Приваловские миллионы. Золото (сборник) - Мамин-Сибиряк Дмитрий Наркисович. Страница 101
Веревкин испытывал именно такое поэтическое настроение, когда ехал с Василием Назарычем неизвестно куда. Старик сидел в углу экипажа и все время сосал сигару. Только раз он спросил Веревкина:
– А ты не знаешь, долго проживет Привалов в Узле?
– Дня три, кажется…
Станции мелькали одна за другой. После горячего, чисто дорожного обеда на одной из них Веревкин крепко заснул, укрывшись медвежьим одеялом. Он проснулся только тогда, когда была уже ночь и кибитка легкой почтовой рысцой спускалась к какому-то селу. Где-то далеко лаяли собаки, попался обоз, нагруженный мешками крупчатки. Вон и деревня, потонувшая в сугробах снега; мутно мелькнули в маленьких запушенных снегом окнах огоньки, кое-где столбами поднимался из труб дым… Было раннее деревенское утро, и бабы уже успели затопить печки. Где-то горланил неугомонный петух – этот деревенский часовой, который хозяйкам сказывает время.

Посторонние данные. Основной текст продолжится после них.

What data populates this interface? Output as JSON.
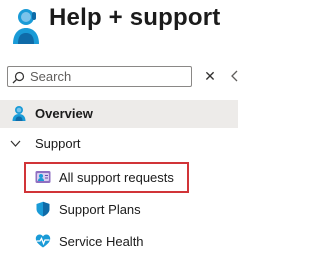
{
  "header": {
    "title": "Help + support",
    "icon": "help-support-person-icon"
  },
  "search": {
    "placeholder": "Search",
    "value": ""
  },
  "nav": {
    "overview": {
      "label": "Overview",
      "icon": "person-help-icon"
    },
    "support_group": {
      "label": "Support",
      "expanded": true
    },
    "items": [
      {
        "label": "All support requests",
        "icon": "support-requests-icon",
        "highlighted": true
      },
      {
        "label": "Support Plans",
        "icon": "shield-icon"
      },
      {
        "label": "Service Health",
        "icon": "heart-pulse-icon"
      }
    ]
  },
  "colors": {
    "accent": "#0078d4",
    "highlight_border": "#d13438",
    "selected_bg": "#edebe9"
  }
}
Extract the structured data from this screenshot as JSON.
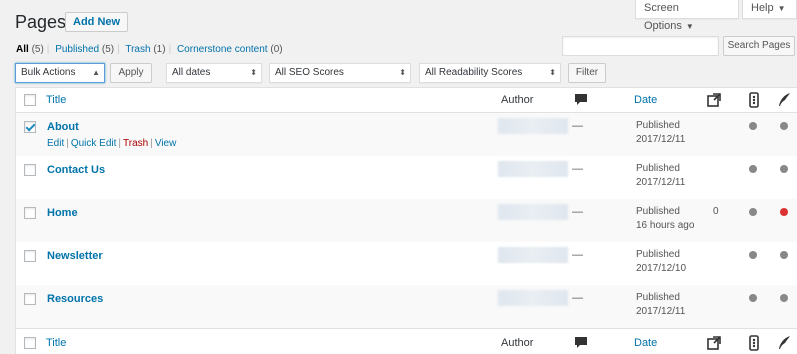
{
  "header": {
    "title": "Pages",
    "add_new": "Add New",
    "screen_options": "Screen Options",
    "help": "Help"
  },
  "views": {
    "all": "All",
    "all_count": "(5)",
    "published": "Published",
    "published_count": "(5)",
    "trash": "Trash",
    "trash_count": "(1)",
    "cornerstone": "Cornerstone content",
    "cornerstone_count": "(0)"
  },
  "search": {
    "button": "Search Pages",
    "value": ""
  },
  "filters": {
    "bulk_actions": "Bulk Actions",
    "apply": "Apply",
    "dates": "All dates",
    "seo": "All SEO Scores",
    "readability": "All Readability Scores",
    "filter": "Filter"
  },
  "columns": {
    "title": "Title",
    "author": "Author",
    "date": "Date",
    "comments_icon": "comment-bubble-icon",
    "links_icon": "outgoing-links-icon",
    "seo_icon": "seo-score-icon",
    "readability_icon": "readability-quill-icon"
  },
  "row_actions": {
    "edit": "Edit",
    "quick_edit": "Quick Edit",
    "trash": "Trash",
    "view": "View"
  },
  "rows": [
    {
      "title": "About",
      "checked": true,
      "comments": "—",
      "status": "Published",
      "date": "2017/12/11",
      "links": "",
      "seo": "#888888",
      "readability": "#888888"
    },
    {
      "title": "Contact Us",
      "checked": false,
      "comments": "—",
      "status": "Published",
      "date": "2017/12/11",
      "links": "",
      "seo": "#888888",
      "readability": "#888888"
    },
    {
      "title": "Home",
      "checked": false,
      "comments": "—",
      "status": "Published",
      "date": "16 hours ago",
      "links": "0",
      "seo": "#888888",
      "readability": "#dc3232"
    },
    {
      "title": "Newsletter",
      "checked": false,
      "comments": "—",
      "status": "Published",
      "date": "2017/12/10",
      "links": "",
      "seo": "#888888",
      "readability": "#888888"
    },
    {
      "title": "Resources",
      "checked": false,
      "comments": "—",
      "status": "Published",
      "date": "2017/12/11",
      "links": "",
      "seo": "#888888",
      "readability": "#888888"
    }
  ],
  "colors": {
    "link": "#0073aa",
    "score_gray": "#888888",
    "score_red": "#dc3232",
    "trash": "#aa0000"
  }
}
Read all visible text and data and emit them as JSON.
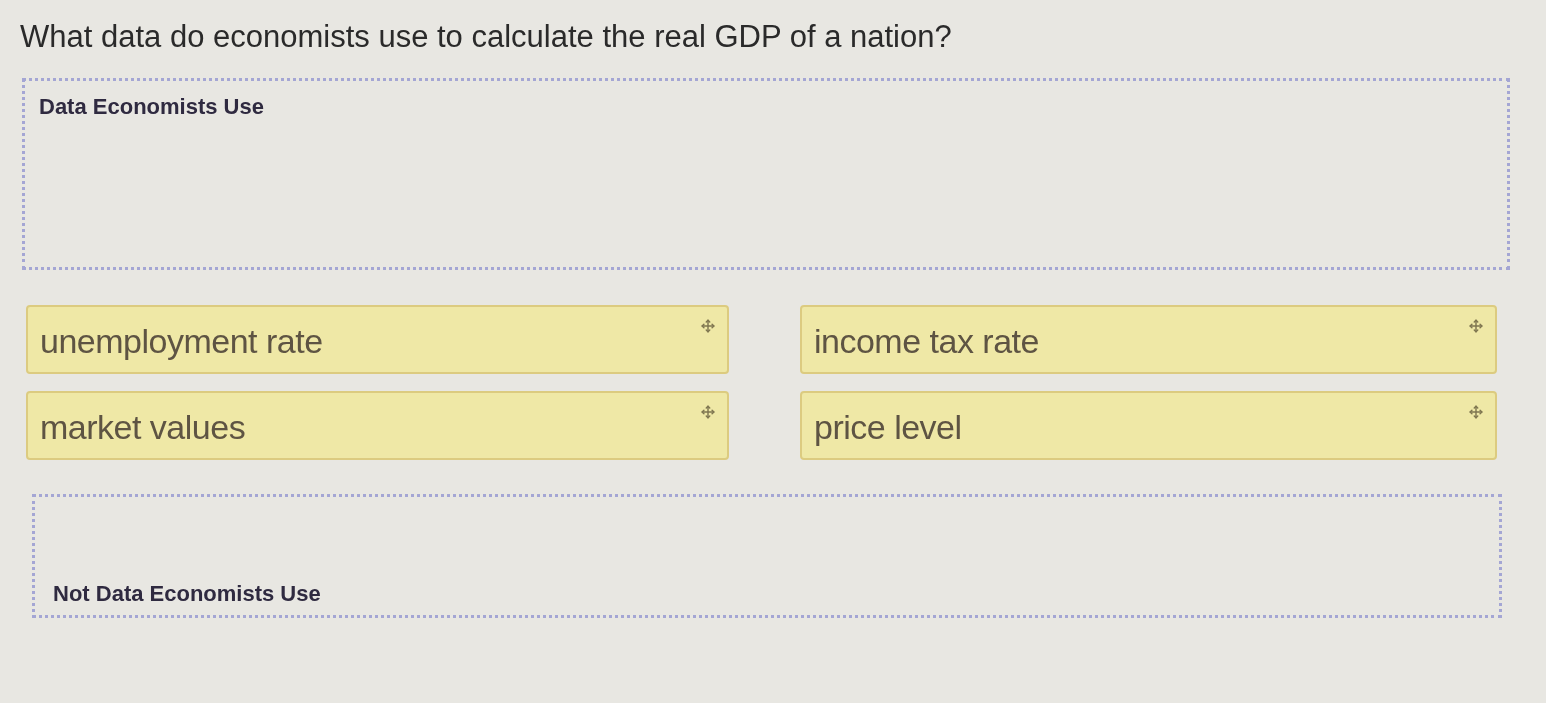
{
  "question": "What data do economists use to calculate the real GDP of a nation?",
  "drop_zones": [
    {
      "kind": "heading_top",
      "heading": "Data Economists Use"
    },
    {
      "kind": "heading_bottom",
      "heading": "Not Data Economists Use"
    }
  ],
  "cards": [
    {
      "label": "unemployment rate"
    },
    {
      "label": "income tax rate"
    },
    {
      "label": "market values"
    },
    {
      "label": "price level"
    }
  ]
}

Экипаж остановился у новой пятистенной избы, которая точно горела внутри, – так жарко топилась печка у богатого мужика. На лай собаки вышел сам хозяин.
– Ты староста Дорофей? – спрашивал Василий Назарыч.
– Я, ваше степенство…
– Ну, так отворяй ворота, Илья Гаврилыч где?
– На мельнице сегодня ночуют…
– Ну, пошли поскорее за ним.
Веревкин никак не мог догадаться, куда они приехали, но с удовольствием пошел в теплую избу, заранее предвкушая удовольствие выспаться на полатях до седьмого пота. С морозу лихо спится здоровому человеку, особенно когда он отломает верст полтораста. Пока вытаскивались из экипажа чемоданы и наставлялся самовар для гостей, Веревкин, оглядывая новую избу, суетившуюся у печки хозяйку, напрасно старался решить вопрос, где они. Только когда в избу вошел Нагибин, Веревкин догадался, что они в Гарчиках.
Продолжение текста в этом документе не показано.